02 Mar Managing the complexities of multi-jurisdictional divorces
Divorces with an international dimension are increasingly common. Although greater complexities inevitably exist for wealthy couples who have residences in several countries, the decision about where to issue proceedings is more often dictated by circumstance. There can be very different outcomes across different jurisdictions, even when comparing EU member states, for example.
A lot can depend upon which party initially files for divorce, as well as where and when they do it. Sometimes, first mover advantage really matters: sprinting quickly out of the blocks in a divorce race means that hours, possibly even minutes and seconds can make a tangible difference to the outcome, most notably in high value cases.
Because contrasting rules may apply, multi-jurisdictional divorces can be particularly complex and it is generally advisable to appoint a central organiser to co-ordinate between the relevant jurisdictions.
As in so many other factors of life, Brexit creates further uncertainty: how the situation may evolve over the next twelve months remains unknown in terms of any potential impact on divorce proceedings. At present, every EU member state save Denmark is a signatory to the revised Brussels II Regulation which deals with conflict of law issues in family law, in particular those related to divorce.
There are several potential criteria. At least one must apply in order to begin proceedings in the UK or in an EU jurisdiction. These can be summarised as follows:
- Spouses must currently be, or were last habitually resident in, that country – insofar as one of them still resides there;
- The respondent is habitually resident in that country, or in a joint application, either spouse is habitually resident there;
- The applicant is habitually resident in that country if he or she resided there for at least a year immediately before the application was made; or if one of them resided there for at least six months immediately before the application was made and is either a national of the relevant member state – or in the case of the UK and Ireland, has their domicile there.
In some circumstances, disputes emerge about whether a condition has been met, but provided that at least one of them is, a strict ‘first in time’ rule applies. This means that the divorce will proceed in the jurisdiction where the papers were filed first, which often requires the other party to seek urgent advice.
Reaching agreement on custody and access to children is invariably the most sensitive aspect of divorce. When one parent wants to relocate permanently to another country with their child/children, but the other parent disagrees, they must first apply to the court for permission – either for a temporary period or a permanent relocation. Doing this without the other parent’s consent, or an order of the court, constitutes child abduction and is therefore a criminal offence.

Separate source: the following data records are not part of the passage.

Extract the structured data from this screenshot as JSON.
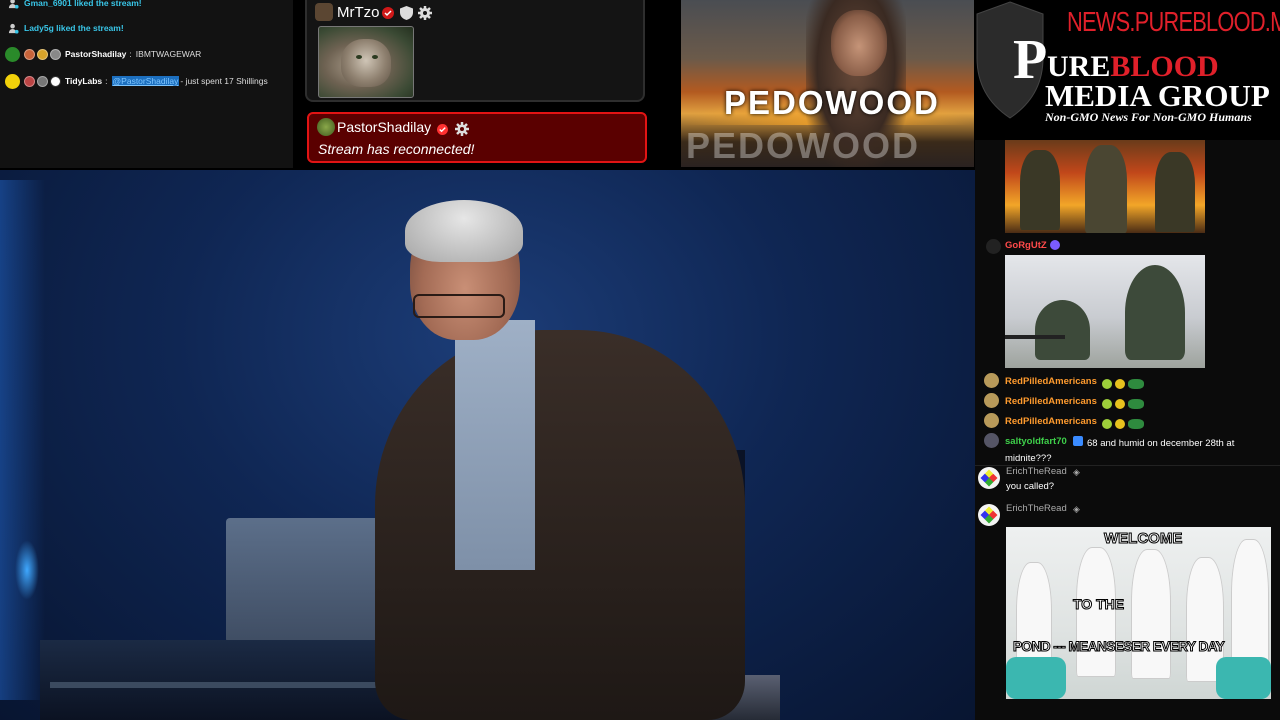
{
  "activity": {
    "rows": [
      {
        "text": "Gman_6901 liked the stream!"
      },
      {
        "text": "Lady5g liked the stream!"
      },
      {
        "user": "PastorShadilay",
        "sep": ":",
        "message": "IBMTWAGEWAR"
      },
      {
        "user": "TidyLabs",
        "sep": ":",
        "mention": "@PastorShadilay",
        "message": "- just spent 17 Shillings"
      }
    ]
  },
  "mrtzo_card": {
    "username": "MrTzo"
  },
  "reconnect": {
    "username": "PastorShadilay",
    "message": "Stream has reconnected!"
  },
  "banner": {
    "word": "PEDOWOOD"
  },
  "logo": {
    "url": "NEWS.PUREBLOOD.MEDIA",
    "line1": "PUREBLOOD",
    "line2": "MEDIA GROUP",
    "tagline": "Non-GMO News For Non-GMO Humans"
  },
  "chat": {
    "gorgutz": "GoRgUtZ",
    "rpa": [
      "RedPilledAmericans",
      "RedPilledAmericans",
      "RedPilledAmericans"
    ],
    "salty_user": "saltyoldfart70",
    "salty_msg": "68 and humid on december 28th at midnite???",
    "erich1": "ErichTheRead",
    "erich1_msg": "you called?",
    "erich2": "ErichTheRead",
    "meme": {
      "line1": "WELCOME",
      "line2": "TO THE",
      "line3": "POND --- MEANSESER EVERY DAY"
    }
  },
  "colors": {
    "cyan": "#39c6e8",
    "alert_red": "#e21414",
    "logo_red": "#e0202a",
    "chat_orange": "#ff9b2e",
    "chat_green": "#3ecf4a",
    "chat_red": "#ff4a4a"
  }
}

Custody and access disputes are often hard-fought and distressing for all the parties concerned. The parent who wants to move, most often to the country of their birth, naturally believes that they can create the best life for their children there. Meanwhile the other parent will feel just as deeply that the children’s relationship with them will be adversely affected if they do not have day-to-day involvement in their lives.

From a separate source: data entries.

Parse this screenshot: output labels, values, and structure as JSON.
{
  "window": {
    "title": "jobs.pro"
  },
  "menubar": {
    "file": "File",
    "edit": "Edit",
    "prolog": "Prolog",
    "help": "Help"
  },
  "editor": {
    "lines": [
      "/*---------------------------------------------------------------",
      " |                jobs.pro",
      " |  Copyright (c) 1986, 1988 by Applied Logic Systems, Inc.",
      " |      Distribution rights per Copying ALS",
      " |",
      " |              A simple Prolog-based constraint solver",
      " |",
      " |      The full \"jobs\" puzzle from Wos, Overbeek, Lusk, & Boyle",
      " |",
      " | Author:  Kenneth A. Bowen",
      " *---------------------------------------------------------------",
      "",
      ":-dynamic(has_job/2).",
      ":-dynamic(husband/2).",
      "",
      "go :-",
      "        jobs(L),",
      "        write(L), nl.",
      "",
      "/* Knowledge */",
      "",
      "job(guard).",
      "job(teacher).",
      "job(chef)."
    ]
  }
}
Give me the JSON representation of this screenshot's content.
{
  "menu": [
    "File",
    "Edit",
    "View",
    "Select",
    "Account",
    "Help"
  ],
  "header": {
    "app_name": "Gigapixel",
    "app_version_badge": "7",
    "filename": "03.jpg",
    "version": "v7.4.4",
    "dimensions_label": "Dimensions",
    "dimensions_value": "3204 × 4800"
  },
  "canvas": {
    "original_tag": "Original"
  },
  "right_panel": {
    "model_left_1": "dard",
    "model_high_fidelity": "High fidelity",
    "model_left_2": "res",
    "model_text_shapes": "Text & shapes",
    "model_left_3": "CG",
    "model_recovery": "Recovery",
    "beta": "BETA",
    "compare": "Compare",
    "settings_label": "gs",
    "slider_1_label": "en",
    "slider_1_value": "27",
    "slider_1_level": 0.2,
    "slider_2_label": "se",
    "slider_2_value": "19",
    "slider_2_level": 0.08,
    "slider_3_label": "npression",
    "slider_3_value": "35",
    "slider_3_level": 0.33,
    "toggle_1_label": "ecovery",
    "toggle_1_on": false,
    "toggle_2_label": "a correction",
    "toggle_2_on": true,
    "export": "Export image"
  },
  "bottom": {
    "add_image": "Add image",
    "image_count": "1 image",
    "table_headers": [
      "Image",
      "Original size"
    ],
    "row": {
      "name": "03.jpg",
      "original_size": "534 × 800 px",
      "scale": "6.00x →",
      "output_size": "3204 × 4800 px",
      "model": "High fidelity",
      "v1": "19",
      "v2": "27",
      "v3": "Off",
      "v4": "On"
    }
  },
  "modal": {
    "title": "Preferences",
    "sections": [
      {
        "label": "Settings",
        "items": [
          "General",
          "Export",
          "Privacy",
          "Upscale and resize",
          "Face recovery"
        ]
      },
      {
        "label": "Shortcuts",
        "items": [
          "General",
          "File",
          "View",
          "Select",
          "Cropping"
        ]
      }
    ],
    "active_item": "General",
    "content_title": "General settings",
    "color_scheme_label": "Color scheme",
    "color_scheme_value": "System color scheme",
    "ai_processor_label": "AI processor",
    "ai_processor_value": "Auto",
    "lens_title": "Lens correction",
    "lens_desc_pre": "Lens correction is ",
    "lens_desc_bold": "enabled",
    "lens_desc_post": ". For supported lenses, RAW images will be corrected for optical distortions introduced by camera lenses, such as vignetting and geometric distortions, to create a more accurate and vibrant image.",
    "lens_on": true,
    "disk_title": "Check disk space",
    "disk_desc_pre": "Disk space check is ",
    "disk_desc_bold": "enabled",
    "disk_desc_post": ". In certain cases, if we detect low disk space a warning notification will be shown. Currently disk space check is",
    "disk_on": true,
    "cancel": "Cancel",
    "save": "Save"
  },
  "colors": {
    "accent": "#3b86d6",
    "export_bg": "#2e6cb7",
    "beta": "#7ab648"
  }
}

For the English courts, consideration of what is the children’s best interests remains paramount: determining the motivation of the parent who plans to move, in addition to their plans for housing, schooling, and what proposals they have for maintaining contact with the other parent.
A social worker, or comparable recognised independent official, will be appointed by the court to undertake interviews with both parents and their children, if they are old enough. Thereafter, they will provide a report which outlines whether the application should be allowed and recommends what arrangements should apply for the children to be able see the other parent. Considerable weight will usually be given to the report by the judge at the final hearing.
For individuals who divorce in another jurisdiction but are unhappy with the outcome, a second bite of the cherry may still apply: the Matrimonial and Family Proceedings Act 1984 (the Act) can enable them to have another go via the English courts. Where a marriage has been dissolved or annulled in another country, this can allow such parties to get more money. A significant number of applicants succeed through the English courts by taking advantage of this legislation, and as a result, often receive a significant additional award in their favour.
A second look at the financial settlement is possible under the Act, even if the parties were divorced in another jurisdiction. Although the right is not automatic, it can provide another opportunity if certain criteria are met. However, an application is needed seeking the court’s permission without the other side being there. Once this is granted, it is difficult to overturn, weighing the odds in favour of applicants.
Adding an international dimension to any divorce can further add to the level of difficulty for everyone involved. It is perhaps self-evident that sound advice from expert divorce lawyers with relevant experience can be beneficial in helping to surmount the challenges involved and to achieve a divorce that succeeds in delivering peace of mind and a good long-term financial settlement.